Teresa Palmer urodziła się w 1986 roku w Adelajdzie. W 2003 roku ukończyła Mercedes College. Największą popularność zdobyła dzięki roli Violet Nottingham w filmie „Opowieści na dobranoc” oraz jako Lucy w filmie „December Boys – Grudniowi chłopcy”, gdzie zagrała wspólnie z Danielem Readclifem, znanym z tytułowej roli w serii filmów o Harrym Potterze. Obecnie aktorka mieszka w Los Angeles. Teresa Palmer ma na koncie mimo młodego wieku kilka znaczących ról. W 2006 roku zagrała rolę Vanessy w filmie „The Grudge – Klątwa 2”, w 2010 roku pojawiła się w filmie „Uczeń czarnoksiężnika”, a w 2011 roku wystąpiła w filmie „Jestem numerem 4”. Tak opowiada o filmie „Wiecznie żywy”
Związek z zombie…
Jak można sobie wyobrazić, jestem bardzo ostrożna… W ciągu ostatnich lat po apokalipsie, jak wiemy, zombie próbowali atakować nas, ludzi, i jeść. Więc między nami jest dość dziwna dynamika. Na początku jestem absolutnie przerażona, potem jednak on okazuje się słodkim i miłym facetem. On jednak ma uczucia! I słucha Franka Sinatry, jest kolekcjonerem i – co najważniejsze – ma serce. Nie mogę w to uwierzyć, tak naprawdę nie wiem, co widzę, kogo widzę. I zdaję sobie sprawę, że nie miałam racji co do tych chodzących trupów.
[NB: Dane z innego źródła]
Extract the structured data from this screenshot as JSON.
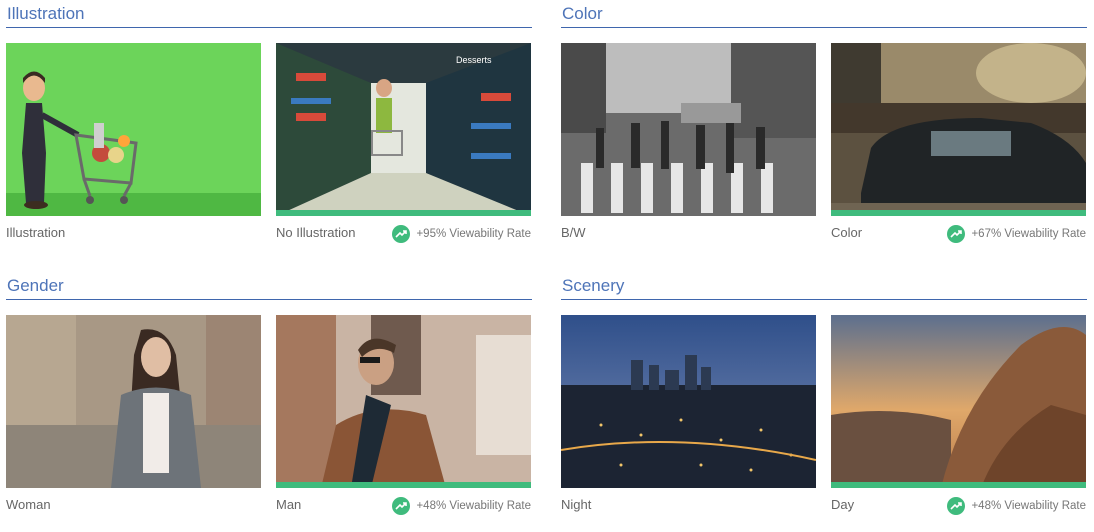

To nie są po prostu martwi ludzie bez uczuć, nadziei i marzeń. Oni nie chcą być martwi. Chcą być, jak my.
Patrzenie na rozwój ich związku jest niesamowite.
Dlaczego Julie udaje się przeżyć spotkanie z zombie?
R mnie chroni. W scenie w laboratorium udaje przed resztą zombie, że zabiera mnie, żeby móc mnie zjeść później. Potem chodzimy bez celu aż w końcu lądujemy w jego kryjówce i tam spędzamy czas. Zombie na pewno byli w szoku, kiedy odkryli, że R kumpluje się z normalną, żywą dziewczyną. Nikt wcześniej wśród zombie tego nie robił. Dziwi ich, że potrafi kontrolować swoje żądze. Przecież zombie, żeby przetrwać, muszą jeść ludzi. A R spędza ze mną osiem czy dziewięć dni i nie dość, że nie zjadł mnie to nie zjadł też nikogo innego.